Another important finding for this study is that glycogen synthase kinase 3β (GSK3β) is involved in UVB-induced autophagy. GSK3β, a serine/threonine protein kinase, which was first described in glycogen metabolism and insulin signaling (27,28), is involved in multiple biological events such as embryonic development, stem cell survival, differentiation, neurodegeneration, tumorigenesis, and cell death (18,29,30). We have previously shown that inhibition of GSK3β promotes the transformation of epidermal cells (10). GSK3β activity is regulated by site-specific phosphorylation.
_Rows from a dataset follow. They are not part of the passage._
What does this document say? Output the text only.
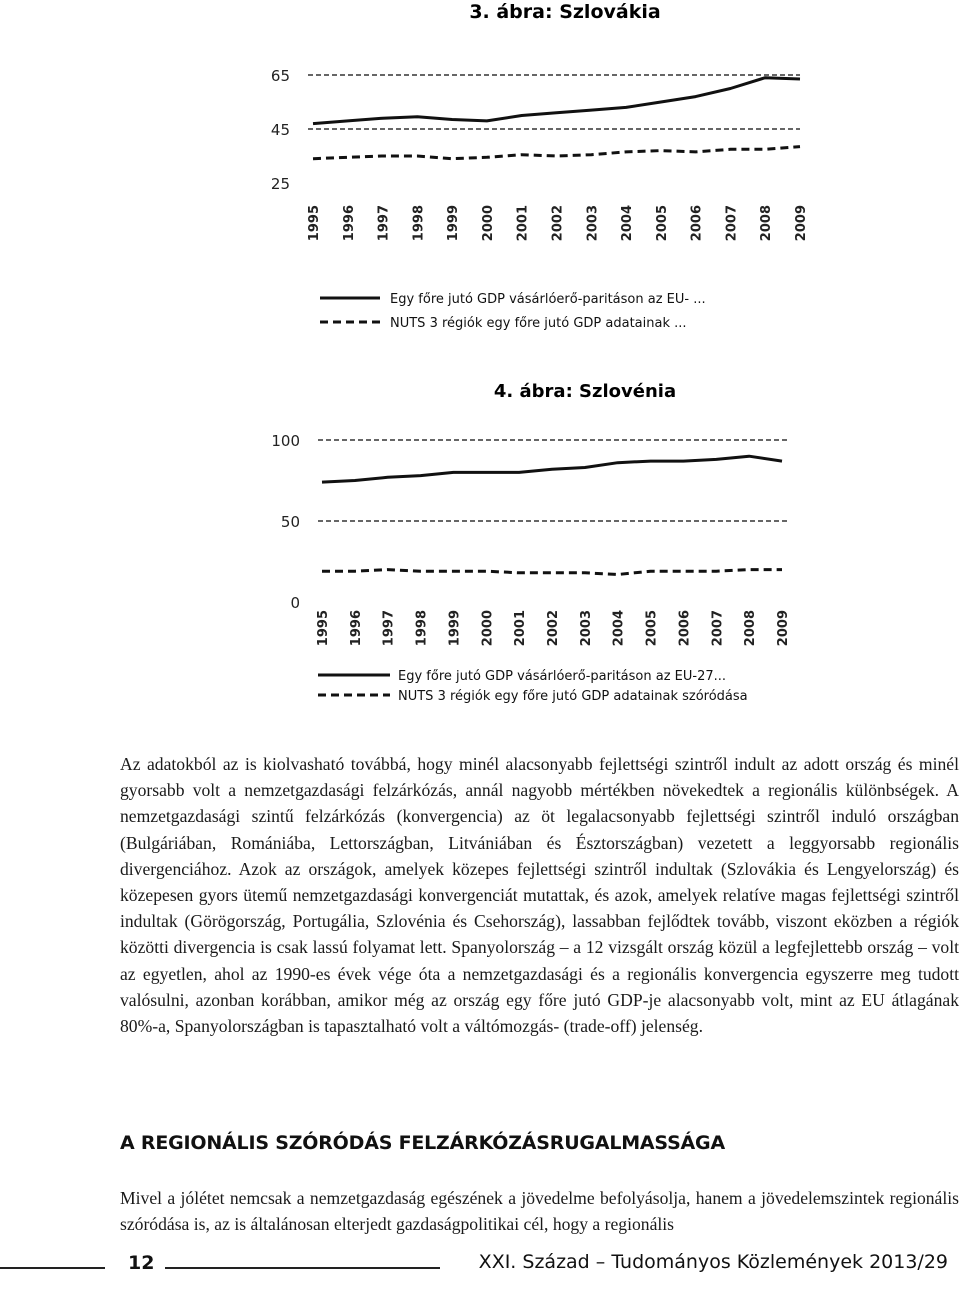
3. ábra: Szlovákia
25
45
65
1995 1996 1997 1998 1999 2000 2001 2002 2003 2004 2005 2006 2007 2008 2009
Egy főre jutó GDP vásárlóerő-paritáson az EU- ...
NUTS 3 régiók egy főre jutó GDP adatainak ...
4. ábra: Szlovénia
0
50
100
1995 1996 1997 1998 1999 2000 2001 2002 2003 2004 2005 2006 2007 2008 2009
Egy főre jutó GDP vásárlóerő-paritáson az EU-27...
NUTS 3 régiók egy főre jutó GDP adatainak szóródása

Az adatokból az is kiolvasható továbbá, hogy minél alacsonyabb fejlettségi szintről indult az adott ország és minél gyorsabb volt a nemzetgazdasági felzárkózás, annál nagyobb mértékben növekedtek a regionális különbségek. A nemzetgazdasági szintű felzárkózás (konvergencia) az öt legalacsonyabb fejlettségi szintről induló országban (Bulgáriában, Romániába, Lettországban, Litvániában és Észtországban) vezetett a leggyorsabb regionális divergenciához. Azok az országok, amelyek közepes fejlettségi szintről indultak (Szlovákia és Lengyelország) és közepesen gyors ütemű nemzetgazdasági konvergenciát mutattak, és azok, amelyek relatíve magas fejlettségi szintről indultak (Görögország, Portugália, Szlovénia és Csehország), lassabban fejlődtek tovább, viszont eközben a régiók közötti divergencia is csak lassú folyamat lett. Spanyolország – a 12 vizsgált ország közül a legfejlettebb ország – volt az egyetlen, ahol az 1990-es évek vége óta a nemzetgazdasági és a regionális konvergencia egyszerre meg tudott valósulni, azonban korábban, amikor még az ország egy főre jutó GDP-je alacsonyabb volt, mint az EU átlagának 80%-a, Spanyolországban is tapasztalható volt a váltómozgás- (trade-off) jelenség.

A REGIONÁLIS SZÓRÓDÁS FELZÁRKÓZÁSRUGALMASSÁGA

Mivel a jólétet nemcsak a nemzetgazdaság egészének a jövedelme befolyásolja, hanem a jövedelemszintek regionális szóródása is, az is általánosan elterjedt gazdaságpolitikai cél, hogy a regionális

12	XXI. Század – Tudományos Közlemények 2013/29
The activity of GSK3β is upregulated by phosphorylation on the Tyr216 residue, and conversely, phosphorylation on Ser9 inhibits GSK3β activity. Phosphorylation of Ser9 is mediated by a number of signaling pathways, such as PI3K/AKT, PKC, MAPK/p90RS, or mTOR/p70S6 (18,31). The mechanism for the regulation of phosphorylation at Tyr216 is less clear. We demonstrate that UVB increases GSK3β phosphorylation at Ser9 but inhibits its phosphorylation at Tyr216, indicating that UVB inhibits GSK3β activity. UVB is shown to activate MAPK, PKC, and PI3K/AKT signaling pathways (32). It is therefore likely that UVB-induced phosphorylation of Ser9 is mediated by one or some of these pathways. Regardless of the mechanisms in which UVB inhibits GSK3β, it is likely that UVB activates autophagy through the inhibition of GSK3β because dominant-negative GSK3β enhances UVB-induced autophagy, whereas overexpression of GSK3β inhibits UVB-induced autophagy (Fig. 3). These results suggest that GSK3β negatively regulates autophagy and UVB may affect autophagy by modulating GSK3β activity.
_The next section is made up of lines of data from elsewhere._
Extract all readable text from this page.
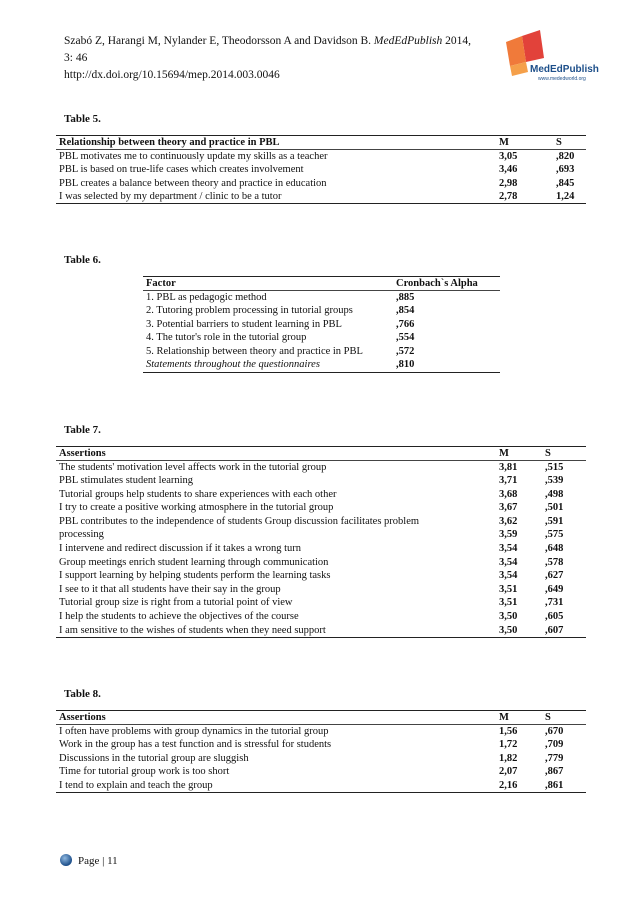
Szabó Z, Harangi M, Nylander E, Theodorsson A and Davidson B. MedEdPublish 2014,
3: 46
http://dx.doi.org/10.15694/mep.2014.003.0046	MedEdPublish
www.mededworld.org
Table 5.
Relationship between theory and practice in PBL	M	S
PBL motivates me to continuously update my skills as a teacher	3,05	,820
PBL is based on true-life cases which creates involvement	3,46	,693
PBL creates a balance between theory and practice in education	2,98	,845
I was selected by my department / clinic to be a tutor	2,78	1,24
Table 6.
Factor	Cronbach`s Alpha
1. PBL as pedagogic method	,885
2. Tutoring problem processing in tutorial groups	,854
3. Potential barriers to student learning in PBL	,766
4. The tutor's role in the tutorial group	,554
5. Relationship between theory and practice in PBL	,572
Statements throughout the questionnaires	,810
Table 7.
Assertions	M	S
The students' motivation level affects work in the tutorial group	3,81	,515
PBL stimulates student learning	3,71	,539
Tutorial groups help students to share experiences with each other	3,68	,498
I try to create a positive working atmosphere in the tutorial group	3,67	,501
PBL contributes to the independence of students Group discussion facilitates problem	3,62	,591
processing	3,59	,575
I intervene and redirect discussion if it takes a wrong turn	3,54	,648
Group meetings enrich student learning through communication	3,54	,578
I support learning by helping students perform the learning tasks	3,54	,627
I see to it that all students have their say in the group	3,51	,649
Tutorial group size is right from a tutorial point of view	3,51	,731
I help the students to achieve the objectives of the course	3,50	,605
I am sensitive to the wishes of students when they need support	3,50	,607
Table 8.
Assertions	M	S
I often have problems with group dynamics in the tutorial group	1,56	,670
Work in the group has a test function and is stressful for students	1,72	,709
Discussions in the tutorial group are sluggish	1,82	,779
Time for tutorial group work is too short	2,07	,867
I tend to explain and teach the group	2,16	,861
Page | 11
AMP-activated protein kinase (AMPK), a crucial stress-sensing enzyme, is activated by a rise in the cellular AMP/ATP ratio. AMPK is an important mediator of autophagy (19). It has been demonstrated that activation of AMPK results in autophagy in human keratinocytes (33). Cadmium-induced activation of AMPK causes autophagy in JB6 cells (34). UV irradiation can regulate AMPK activity. For example, UVB is reported to activate AMPK in murine basal cell carcinoma and skin keratinocytes (35,36). UVC is shown to activate AMPK in pancreatic cancer cells (37). However, Zhang and Bowden (38) suggest that UVB inhibits AMPK in human keratinocytes. We demonstrate here that UVB activates AMPK in JB6 cells, and therefore UVB-mediated autophagy is regulated by AMPK (Fig. 5).
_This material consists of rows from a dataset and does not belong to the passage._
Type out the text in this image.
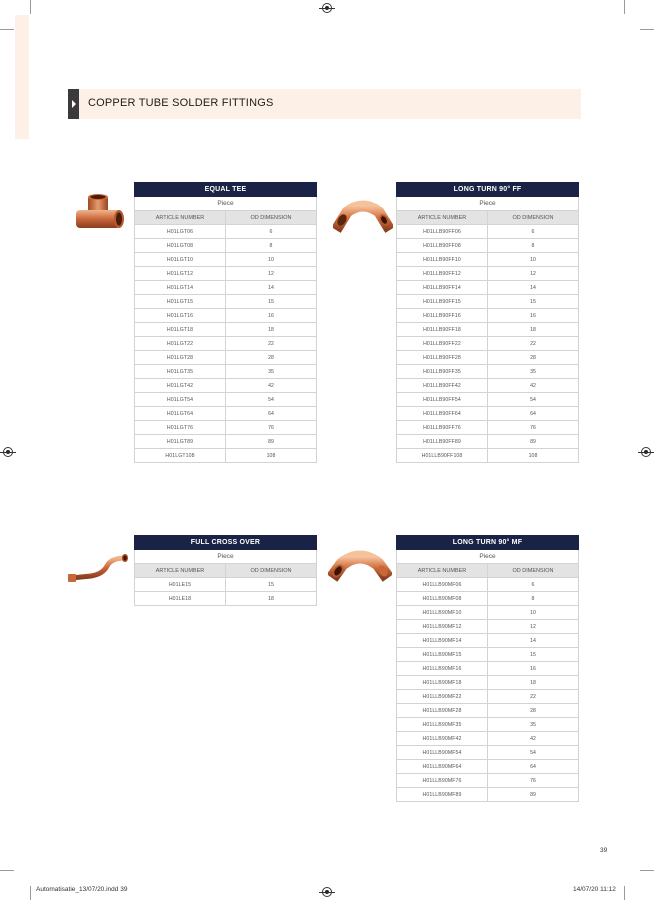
COPPER TUBE SOLDER FITTINGS
EQUAL TEE	
Piece	
ARTICLE NUMBER	OD DIMENSION
H01LGT06	6
H01LGT08	8
H01LGT10	10
H01LGT12	12
H01LGT14	14
H01LGT15	15
H01LGT16	16
H01LGT18	18
H01LGT22	22
H01LGT28	28
H01LGT35	35
H01LGT42	42
H01LGT54	54
H01LGT64	64
H01LGT76	76
H01LGT89	89
H01LGT108	108
LONG TURN 90° FF	
Piece	
ARTICLE NUMBER	OD DIMENSION
H01LLB90FF06	6
H01LLB90FF08	8
H01LLB90FF10	10
H01LLB90FF12	12
H01LLB90FF14	14
H01LLB90FF15	15
H01LLB90FF16	16
H01LLB90FF18	18
H01LLB90FF22	22
H01LLB90FF28	28
H01LLB90FF35	35
H01LLB90FF42	42
H01LLB90FF54	54
H01LLB90FF64	64
H01LLB90FF76	76
H01LLB90FF89	89
H01LLB90FF108	108
FULL CROSS OVER	
Piece	
ARTICLE NUMBER	OD DIMENSION
H01LE15	15
H01LE18	18
LONG TURN 90° MF	
Piece	
ARTICLE NUMBER	OD DIMENSION
H01LLB90MF06	6
H01LLB90MF08	8
H01LLB90MF10	10
H01LLB90MF12	12
H01LLB90MF14	14
H01LLB90MF15	15
H01LLB90MF16	16
H01LLB90MF18	18
H01LLB90MF22	22
H01LLB90MF28	28
H01LLB90MF35	35
H01LLB90MF42	42
H01LLB90MF54	54
H01LLB90MF64	64
H01LLB90MF76	76
H01LLB90MF89	89
39
Automatisatie_13/07/20.indd 39	14/07/20 11:12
There is considerable interaction between GSK3β and AMPK (39–42). The interaction appears to be two-way; that is, AMPK can affect GSK3β activity and is also regulated by GSK3β. In our system, it appears that inhibition of GSK3β results in AMPK activation (Fig. 6). More importantly, inhibition of GSK3β by a dominant-negative GSK3β potentiates UVB-mediated AMPK activation, while overexpression of GSK3β inhibits UVB-induced AMPK activation. This is consistent with the effect of UVB/GSK3β on autophagy and supports a role of AMPK in UVB-mediated autophagy.

UVB causes apoptosis in JB6 cells through complex mechanisms; it may be mediated by oxidative stress, PKC, or a p53-dependent manner (12,43,44). The signaling pathways for UVB-mediated autophagy and apoptosis may or may not overlap. Our study indicates the GSK3β/AMPK pathway contributes to UVB-mediated autophagy. The interaction or cross-talk between the pathways governing autophagy and apoptosis in response to UVB remain to be studied.